I canali social sono un’opportunità per l’intermediario? «Attraverso i social media è possibile entrare in contatto con i clienti in un modo diverso, più rapido e immediato, predisponendo il terreno per facilitare poi la vendita dei prodotti assicurativi in agenzia. Un ulteriore vantaggio è la drastica riduzione delle distanze, sia in termini spaziali, sia temporali, valorizzando il rapporto one to one tra cliente e agente, che rimane ovviamente il canale privilegiato di relazione». Questi nuovi strumenti, però, hanno delle regole e Scarioni lo ha sottolineato: «i canali digital e social creano certamente nuovi spazi di contatto con il cliente, tuttavia occorre usarli in modo ragionato e consapevole per diventare un reale vantaggio per l’attività dell’intermediario sul territorio. Per questo è necessario dotarsi di una formazione specifica e applicare delle modalità di gestione ben precise, che fanno riferimento a un alto livello di consapevolezza dei meccanismi di funzionamento espliciti e impliciti propri di questi strumenti.
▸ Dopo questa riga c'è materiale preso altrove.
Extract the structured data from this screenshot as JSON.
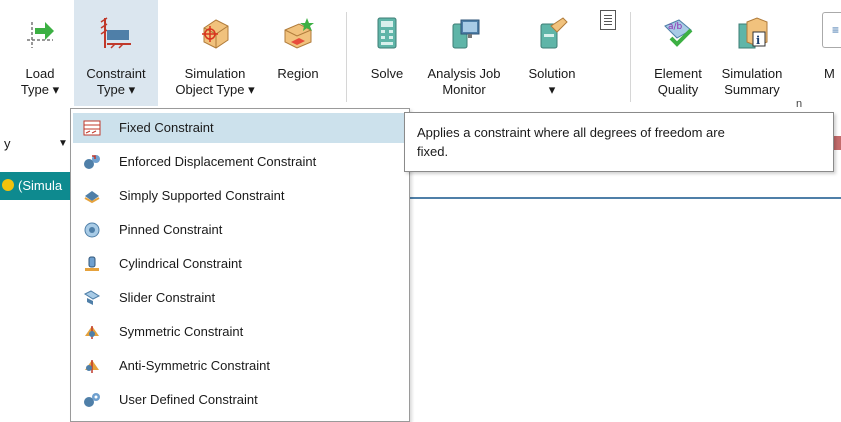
{
  "ribbon": {
    "buttons": [
      {
        "id": "load-type",
        "lines": [
          "Load",
          "Type ▾"
        ]
      },
      {
        "id": "constraint-type",
        "lines": [
          "Constraint",
          "Type ▾"
        ]
      },
      {
        "id": "simulation-object-type",
        "lines": [
          "Simulation",
          "Object Type ▾"
        ]
      },
      {
        "id": "region",
        "lines": [
          "Region"
        ]
      },
      {
        "id": "solve",
        "lines": [
          "Solve"
        ]
      },
      {
        "id": "analysis-job-monitor",
        "lines": [
          "Analysis Job",
          "Monitor"
        ]
      },
      {
        "id": "solution",
        "lines": [
          "Solution",
          "▾"
        ]
      },
      {
        "id": "element-quality",
        "lines": [
          "Element",
          "Quality"
        ]
      },
      {
        "id": "simulation-summary",
        "lines": [
          "Simulation",
          "Summary"
        ]
      },
      {
        "id": "more",
        "lines": [
          "M"
        ]
      }
    ],
    "section_label_fragment": "n"
  },
  "left_panel": {
    "combo_text": "y",
    "tree_item": "(Simula"
  },
  "menu": {
    "items": [
      {
        "label": "Fixed Constraint",
        "icon": "fixed-constraint-icon",
        "highlighted": true
      },
      {
        "label": "Enforced Displacement Constraint",
        "icon": "enforced-displacement-icon"
      },
      {
        "label": "Simply Supported Constraint",
        "icon": "simply-supported-icon"
      },
      {
        "label": "Pinned Constraint",
        "icon": "pinned-icon"
      },
      {
        "label": "Cylindrical Constraint",
        "icon": "cylindrical-icon"
      },
      {
        "label": "Slider Constraint",
        "icon": "slider-icon"
      },
      {
        "label": "Symmetric Constraint",
        "icon": "symmetric-icon"
      },
      {
        "label": "Anti-Symmetric Constraint",
        "icon": "anti-symmetric-icon"
      },
      {
        "label": "User Defined Constraint",
        "icon": "user-defined-icon"
      }
    ]
  },
  "tooltip": {
    "line1": "Applies a constraint where all degrees of freedom are",
    "line2": "fixed."
  },
  "colors": {
    "accent_teal": "#0e8a8f",
    "menu_highlight": "#cce1ec",
    "button_active": "#dbe6ef"
  }
}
I social media stanno diventando o diventeranno sempre più un importante strumento di marketing del territorio».
Scarioni ha anche presentato i risultati della ricerca realizzata dall’Osservatorio Insurance 2.0 (creato da Macros Consulting per monitorare le attività delle compagnie e degli intermediari sul pianeta web 2.0) sull’uso delle piattaforme social nella distribuzione assicurativa.
In pratica è stato inviato un questionario agli intermediari da cui si nota che gli agenti tendono a polarizzarsi su due cluster: «Ci sono gli ottimisti virtuali», ha evidenziato Scarioni, «che esprimono il desiderio, l’intenzione di seguire e utilizzare le dinamiche social, aprendo pagine di Facebook o account di Linkedin (ma devono ancora identificare come gestire questi canali i muovono più sull’onda dell’emotività di qualche convegno o lettura di articoli, ma non esercitano una continuità nella scelta di questo nuovo canale di relazione con il cliente) e ci sono gli attendisti reali, che anno timore, ancora paura o sono preoccupati per quello che potrebbe succedere se… non accettano una realtà ormai diffusa tra i consumatori». (fs)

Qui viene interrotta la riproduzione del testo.